Bigfoot represents the square, cruel "law and order" that Doc seems genetically engineered to avoid. Early in "Inherent Vice," Doc enters a police station, and mockingly hunches into a protective fetal position when a retinue of uniformed cops walk by. The police are the enemy. They are the ones who beat up protestors. Bigfoot is the face of that violence. Tightly wound and buttoned up, Bigfoot cannot abide the chaos and apathy that Doc personified. In what might be considered the film's epilogue, Bigfoot visits Doc, who is, naturally, consuming a great deal of marijuana. In a display of what might be solidarity, Bigfoot takes a hit from a joint. Then, in a bizarre example of what might be defeat, Bigfoot tips a giant try of marijuana leaves into his mouth, eating it all. 

Doc is baffled by this, as perhaps is the audience. It is, however, the crux of their conflict. The hippies weren't right, but the world was too chaotic and strange to expect and enforce order. In his own way, Bigfoot seems to be admitting, Doc has found the best way to traverse the world. Not that Bigfoot could ever give up on his in-born instincts for gruff, bullying law enforcement; during the climax of "Inherent Vice," a frustrated Bigfoot plants heroin in Doc's car. 

Doc, taking the world in stride, gives it back to drugs dealers in exchange for a hostage. 

Doc might be compared to Jeffrey Lebowski from his eponymous film. Doc, however, is a man of action. Someone who loses the thread, but still has a streak of agency. Lebowski only knows creature comforts. 


As for the conclusion of the plot, the narrator helps. Doc, near the end of "Inherent Vice," is more or less told in plain English that he needs to wrap up, well, something. If not, the narrator seems to imply, the movie he's in won't have a satisfying conclusion. Doc elects to wrap up the most emotional storyline: Hope's. She was the former drug addict who longed to reunite with her husband. The missing real estate tycoon is found, but that ending wasn't so great. Glen was located, dead, much earlier in the story, so that wouldn't provide a proper denouement. So it must be Hope's story that will satisfy. "Inherent Vice" seems to be working out the machinations of its own screenplay in real time. 

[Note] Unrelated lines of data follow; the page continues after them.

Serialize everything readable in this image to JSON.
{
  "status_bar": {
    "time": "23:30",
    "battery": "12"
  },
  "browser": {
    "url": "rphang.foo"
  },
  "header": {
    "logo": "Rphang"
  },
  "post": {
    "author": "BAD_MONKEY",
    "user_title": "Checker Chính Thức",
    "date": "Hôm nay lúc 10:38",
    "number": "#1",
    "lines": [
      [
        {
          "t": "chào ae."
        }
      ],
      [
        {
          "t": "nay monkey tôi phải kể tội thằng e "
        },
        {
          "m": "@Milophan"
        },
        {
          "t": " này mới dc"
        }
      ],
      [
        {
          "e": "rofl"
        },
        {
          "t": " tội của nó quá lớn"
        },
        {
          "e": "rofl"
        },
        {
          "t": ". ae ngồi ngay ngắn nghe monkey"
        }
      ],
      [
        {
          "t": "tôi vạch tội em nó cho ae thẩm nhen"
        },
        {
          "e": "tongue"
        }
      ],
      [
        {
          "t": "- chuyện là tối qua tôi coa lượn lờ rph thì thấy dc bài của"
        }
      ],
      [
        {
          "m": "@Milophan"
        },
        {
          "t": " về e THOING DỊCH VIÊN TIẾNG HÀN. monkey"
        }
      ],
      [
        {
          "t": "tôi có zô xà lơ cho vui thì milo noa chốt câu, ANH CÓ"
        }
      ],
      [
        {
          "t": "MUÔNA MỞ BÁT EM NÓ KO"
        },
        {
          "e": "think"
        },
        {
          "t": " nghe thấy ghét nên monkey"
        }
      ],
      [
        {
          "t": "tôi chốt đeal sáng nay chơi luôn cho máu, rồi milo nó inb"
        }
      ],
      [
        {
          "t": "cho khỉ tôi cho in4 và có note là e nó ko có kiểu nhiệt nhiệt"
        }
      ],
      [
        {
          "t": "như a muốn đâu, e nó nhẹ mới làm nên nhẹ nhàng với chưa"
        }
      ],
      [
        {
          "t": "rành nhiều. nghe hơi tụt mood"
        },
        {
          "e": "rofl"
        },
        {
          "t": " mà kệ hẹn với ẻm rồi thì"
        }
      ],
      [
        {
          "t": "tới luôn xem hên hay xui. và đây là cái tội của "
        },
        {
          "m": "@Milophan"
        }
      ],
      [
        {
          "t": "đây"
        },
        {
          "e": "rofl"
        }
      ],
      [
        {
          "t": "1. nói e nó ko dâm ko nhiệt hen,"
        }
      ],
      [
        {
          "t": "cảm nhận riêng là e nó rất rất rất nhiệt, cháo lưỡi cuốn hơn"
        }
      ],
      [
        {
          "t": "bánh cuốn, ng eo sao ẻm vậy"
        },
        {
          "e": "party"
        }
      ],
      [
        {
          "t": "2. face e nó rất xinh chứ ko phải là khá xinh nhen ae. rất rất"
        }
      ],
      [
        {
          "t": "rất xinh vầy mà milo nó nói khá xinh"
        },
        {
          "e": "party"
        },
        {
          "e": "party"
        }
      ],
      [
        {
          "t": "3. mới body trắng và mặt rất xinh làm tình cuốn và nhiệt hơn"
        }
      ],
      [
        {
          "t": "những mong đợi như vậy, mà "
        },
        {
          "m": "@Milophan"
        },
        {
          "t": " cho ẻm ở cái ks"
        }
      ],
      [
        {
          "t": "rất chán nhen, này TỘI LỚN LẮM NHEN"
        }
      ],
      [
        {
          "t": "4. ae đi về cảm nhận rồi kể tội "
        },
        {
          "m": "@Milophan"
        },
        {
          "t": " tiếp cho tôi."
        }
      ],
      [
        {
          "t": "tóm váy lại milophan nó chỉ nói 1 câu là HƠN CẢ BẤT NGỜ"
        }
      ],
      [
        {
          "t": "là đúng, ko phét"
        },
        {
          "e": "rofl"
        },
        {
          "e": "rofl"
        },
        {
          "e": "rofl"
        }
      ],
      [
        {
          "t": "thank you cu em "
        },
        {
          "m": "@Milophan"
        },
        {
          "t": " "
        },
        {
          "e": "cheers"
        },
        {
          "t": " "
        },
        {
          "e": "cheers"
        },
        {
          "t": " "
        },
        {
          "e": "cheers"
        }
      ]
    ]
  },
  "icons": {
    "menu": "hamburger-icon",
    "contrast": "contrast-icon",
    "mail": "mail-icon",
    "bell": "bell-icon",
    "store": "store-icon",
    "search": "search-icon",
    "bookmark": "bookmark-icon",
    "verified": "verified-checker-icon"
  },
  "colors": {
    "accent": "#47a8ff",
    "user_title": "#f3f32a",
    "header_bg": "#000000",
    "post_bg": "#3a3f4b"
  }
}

Doc locates the missing husband (Owen Wilson), uses the drugs Bigfoot planted in his car as a ransom payment, and presumably Hope with have a rudimentary family back. In the film noir sense, the good were rewarded and the wicked were punished. This is as palpable a solution that a scattered film like "Inherent Vice" can provide. 

Some audiences may not find this ending to be satisfactory, so baffled they might be by the film's many, many wriggling loose threads and disconnected vignettes. Some critics weren't kind because of that. Dan Callahan at The Wrap felt that Anderson had lost himself to a weary sense of cinematic duty, rather than lose himself in the joy of the craft. 

In a logical, analytical sense, "Inherent Vice" falls flat. As a half-remembered essay about the power and pervasiveness of human folly, "Inherent Vice" is first rate.